Кин. Считаем, что спектакль уже состоялся… Тем более что наверняка есть рецензия… Ну, вот же… (Поднял газету.) Завтрашняя «Таймс»… На первой полосе… (Читает.) «…Никогда театральный Лондон еще не видел ничего подобного. С пяти часов вечера Друри-Лейн напоминал осажденную крепость. Публика разорвала цепочку полицейских, захватила все ложи, и даже ступеньки в проходах… Стоял невообразимый шум. А когда, наконец, на сцене появился Эдмунд Кин, шум переродился в рев! В актера полетели апельсиновые корки и огрызки яблок… Он не уворачивался, он молча ждал, пока разгневанный зал не затихнет хоть на минуту… И когда это случилось, он произнес: „Господа! Вы сможете меня растерзать, разорвать на части, но я умоляю вас отложить это удовольствие до конца спектакля. Даже на самом страшном суде полагается вначале выслушать обвиняемого. Позвольте же и мне сказать слова в свое оправдание, тем более что сочинил их Вильям Шекспир, неутомимый защитник всех влюбленных и преследуемых…“ После этого открылся занавес. А буквально через несколько минут раздались первые аплодисменты, которые не заканчивались на протяжении всего действия, перерастая в мощную овацию…

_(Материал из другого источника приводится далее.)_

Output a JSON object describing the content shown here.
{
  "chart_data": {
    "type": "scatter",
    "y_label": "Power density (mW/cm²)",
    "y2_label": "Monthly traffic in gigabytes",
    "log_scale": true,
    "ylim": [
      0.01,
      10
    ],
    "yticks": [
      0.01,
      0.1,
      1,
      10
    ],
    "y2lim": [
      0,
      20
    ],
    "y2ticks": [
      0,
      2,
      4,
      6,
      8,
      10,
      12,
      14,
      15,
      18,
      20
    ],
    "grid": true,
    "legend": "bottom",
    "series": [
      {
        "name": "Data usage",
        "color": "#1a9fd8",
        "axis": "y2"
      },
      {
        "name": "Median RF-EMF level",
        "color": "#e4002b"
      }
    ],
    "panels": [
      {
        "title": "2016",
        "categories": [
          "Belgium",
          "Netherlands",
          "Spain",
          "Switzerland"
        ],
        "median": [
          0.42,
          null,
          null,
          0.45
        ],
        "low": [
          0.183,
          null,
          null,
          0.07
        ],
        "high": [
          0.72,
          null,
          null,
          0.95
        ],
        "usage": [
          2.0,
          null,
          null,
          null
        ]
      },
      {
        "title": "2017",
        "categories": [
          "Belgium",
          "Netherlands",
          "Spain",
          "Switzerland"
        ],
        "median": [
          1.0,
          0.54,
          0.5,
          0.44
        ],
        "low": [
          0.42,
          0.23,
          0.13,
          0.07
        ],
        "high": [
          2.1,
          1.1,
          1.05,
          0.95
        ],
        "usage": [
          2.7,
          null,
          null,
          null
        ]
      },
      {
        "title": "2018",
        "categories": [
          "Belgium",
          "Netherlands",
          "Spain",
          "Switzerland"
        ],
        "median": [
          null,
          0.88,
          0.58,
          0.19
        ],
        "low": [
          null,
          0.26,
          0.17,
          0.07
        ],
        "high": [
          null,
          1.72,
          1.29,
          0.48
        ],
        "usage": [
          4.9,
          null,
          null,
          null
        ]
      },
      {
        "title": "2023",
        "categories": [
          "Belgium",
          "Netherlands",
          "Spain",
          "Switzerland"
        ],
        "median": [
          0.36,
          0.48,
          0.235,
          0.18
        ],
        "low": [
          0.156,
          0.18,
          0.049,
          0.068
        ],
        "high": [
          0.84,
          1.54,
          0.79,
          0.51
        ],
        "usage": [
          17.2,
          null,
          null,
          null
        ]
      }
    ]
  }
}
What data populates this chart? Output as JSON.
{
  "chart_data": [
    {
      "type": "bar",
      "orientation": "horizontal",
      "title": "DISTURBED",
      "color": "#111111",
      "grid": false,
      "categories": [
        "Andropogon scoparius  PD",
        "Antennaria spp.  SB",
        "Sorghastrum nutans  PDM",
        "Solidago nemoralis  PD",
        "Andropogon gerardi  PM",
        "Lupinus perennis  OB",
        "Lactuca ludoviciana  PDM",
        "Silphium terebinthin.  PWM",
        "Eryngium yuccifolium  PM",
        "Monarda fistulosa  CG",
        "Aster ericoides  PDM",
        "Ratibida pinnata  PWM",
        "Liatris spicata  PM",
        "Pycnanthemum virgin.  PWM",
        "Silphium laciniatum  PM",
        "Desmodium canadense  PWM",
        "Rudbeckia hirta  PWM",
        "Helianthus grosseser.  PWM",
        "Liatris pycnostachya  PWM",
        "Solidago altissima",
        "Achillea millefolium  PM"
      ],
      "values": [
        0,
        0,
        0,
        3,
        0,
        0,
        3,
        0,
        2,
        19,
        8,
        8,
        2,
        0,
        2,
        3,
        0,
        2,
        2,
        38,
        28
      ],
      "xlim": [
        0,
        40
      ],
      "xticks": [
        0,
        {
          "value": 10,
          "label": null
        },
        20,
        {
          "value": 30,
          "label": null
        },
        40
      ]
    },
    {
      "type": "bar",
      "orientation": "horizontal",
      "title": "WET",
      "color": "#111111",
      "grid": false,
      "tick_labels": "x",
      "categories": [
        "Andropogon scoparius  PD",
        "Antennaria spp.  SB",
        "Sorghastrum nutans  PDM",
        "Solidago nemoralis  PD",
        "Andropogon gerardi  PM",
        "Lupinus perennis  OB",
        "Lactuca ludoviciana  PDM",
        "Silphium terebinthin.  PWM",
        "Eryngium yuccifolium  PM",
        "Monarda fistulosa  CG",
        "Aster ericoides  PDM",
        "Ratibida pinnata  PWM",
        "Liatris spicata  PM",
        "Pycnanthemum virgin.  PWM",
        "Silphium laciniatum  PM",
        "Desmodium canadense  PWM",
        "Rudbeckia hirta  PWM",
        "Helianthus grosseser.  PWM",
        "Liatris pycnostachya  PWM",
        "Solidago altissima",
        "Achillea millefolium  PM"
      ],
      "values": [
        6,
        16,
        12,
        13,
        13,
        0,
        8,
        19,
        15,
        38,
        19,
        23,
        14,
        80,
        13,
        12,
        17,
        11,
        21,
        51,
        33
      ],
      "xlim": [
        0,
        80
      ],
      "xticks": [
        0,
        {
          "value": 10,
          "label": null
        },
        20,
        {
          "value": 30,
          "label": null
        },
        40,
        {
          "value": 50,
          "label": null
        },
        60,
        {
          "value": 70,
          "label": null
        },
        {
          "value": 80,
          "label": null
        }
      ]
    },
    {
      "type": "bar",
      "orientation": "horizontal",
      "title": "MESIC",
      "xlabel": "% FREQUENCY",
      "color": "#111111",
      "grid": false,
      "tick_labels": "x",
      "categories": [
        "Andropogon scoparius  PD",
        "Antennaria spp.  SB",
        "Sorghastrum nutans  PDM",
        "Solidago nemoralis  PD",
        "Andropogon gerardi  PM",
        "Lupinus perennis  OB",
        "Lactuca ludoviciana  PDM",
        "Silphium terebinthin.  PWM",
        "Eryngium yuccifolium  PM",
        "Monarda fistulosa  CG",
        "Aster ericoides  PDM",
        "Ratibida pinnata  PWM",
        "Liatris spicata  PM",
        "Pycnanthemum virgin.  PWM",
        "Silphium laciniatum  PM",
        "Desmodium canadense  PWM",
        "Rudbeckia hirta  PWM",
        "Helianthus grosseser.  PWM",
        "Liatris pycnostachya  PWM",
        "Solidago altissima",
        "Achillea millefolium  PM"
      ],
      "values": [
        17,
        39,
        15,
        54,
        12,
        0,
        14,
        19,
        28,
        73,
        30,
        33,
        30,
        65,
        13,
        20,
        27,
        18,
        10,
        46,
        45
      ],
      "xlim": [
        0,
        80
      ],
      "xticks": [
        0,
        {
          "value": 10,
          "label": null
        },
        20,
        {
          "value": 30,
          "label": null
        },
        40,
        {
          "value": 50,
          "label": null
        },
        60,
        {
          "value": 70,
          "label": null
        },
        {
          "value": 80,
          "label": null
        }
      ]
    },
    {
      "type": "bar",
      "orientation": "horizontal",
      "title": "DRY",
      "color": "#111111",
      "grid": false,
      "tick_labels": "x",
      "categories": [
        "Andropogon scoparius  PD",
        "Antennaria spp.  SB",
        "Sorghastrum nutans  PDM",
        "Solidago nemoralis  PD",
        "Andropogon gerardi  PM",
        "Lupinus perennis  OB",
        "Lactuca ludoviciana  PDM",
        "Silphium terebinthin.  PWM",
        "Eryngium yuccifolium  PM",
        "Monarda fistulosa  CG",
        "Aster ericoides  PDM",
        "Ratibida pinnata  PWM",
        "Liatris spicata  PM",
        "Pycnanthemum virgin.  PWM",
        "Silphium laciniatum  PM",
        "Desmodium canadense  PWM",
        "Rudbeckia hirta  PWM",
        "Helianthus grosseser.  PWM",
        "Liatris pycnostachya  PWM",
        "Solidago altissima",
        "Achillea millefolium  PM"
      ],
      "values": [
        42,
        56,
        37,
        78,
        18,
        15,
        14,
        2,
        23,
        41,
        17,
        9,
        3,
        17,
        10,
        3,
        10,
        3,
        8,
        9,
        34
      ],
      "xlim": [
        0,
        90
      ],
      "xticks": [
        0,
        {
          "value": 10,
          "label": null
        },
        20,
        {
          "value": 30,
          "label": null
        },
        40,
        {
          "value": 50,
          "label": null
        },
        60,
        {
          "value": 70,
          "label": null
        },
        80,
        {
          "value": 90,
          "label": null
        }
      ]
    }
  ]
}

В глубине сцены начинают звучать аплодисменты.
Это был триумф, который стены Друри-Лейн еще не видывали никогда!!»
Аплодисменты усиливаются. Слышны крики: «Браво!»
Дайте руку, Анна! Нас вызывают!! Не волнуйся! Помни, как я учил: сохраняя достоинство и чуть улыбаясь, словно удивляясь успеху… (Берет Анну за руку.)
Они идут в глубь сцены, навстречу овации и цветам.
Затемнение
Часть вторая
Картина четвертая
Дом Кина. Богатая обстановка. Кин и его маленький сын Чарлз репетируют номер. Соломон аккомпанирует им на гармошке.
Соломон. Итак!.. Раз-два-три! Начали.
Кин и Чарлз (поют и танцуют)Что толку, леди, в жалобе?Мужчины – шалопаи.Одна нога на палубе,На берегу – другая!Что с них возьмешь?Слова их – ложь,Но в грусти толку мало.Весь мир хорош,Когда поешь:Тара-рара-ла-ла-ла!Зачем же плакать? Лучше петь!Судьбу не разгадаешь:Мужчины женщин ловят в сеть,Но сами попадают…Что с них возьмешь?Слова их – ложь.Но в грусти толку мало.Весь мир хорош,Когда поешь:Тара-рара-ла-ла-ла![1]
Входит Анна.
Анна. Браво! (Аплодирует.)
Чарлз (церемонно кланяется, подходит к Анне). Монетку, леди!.. А если можно, две…
Анна. Зачем тебе столько денег, мальчик?
Чарлз. Я отдам их своей бедной мамочке… Моя бедная мамочка не ела три дня. (Притворно всхлипывает.)
Анна. Какой ужас. (Целует Чарлза.) Немедленно мыться и переодеваться. (Кину.) Тебя это тоже касается. Где миссис Блейк?
Кин. Она заболела.
Анна (Соломону). Поразительно, как это служанки умеют не вовремя болеть. Вы поможете, Соломон?
Соломон. Разумеется, миссис Кин. (Берет Чарлза за руку.) Небольшое купание, сэр. Не возражаете?
Анна. И, пожалуйста, сервируйте столик в гостиной.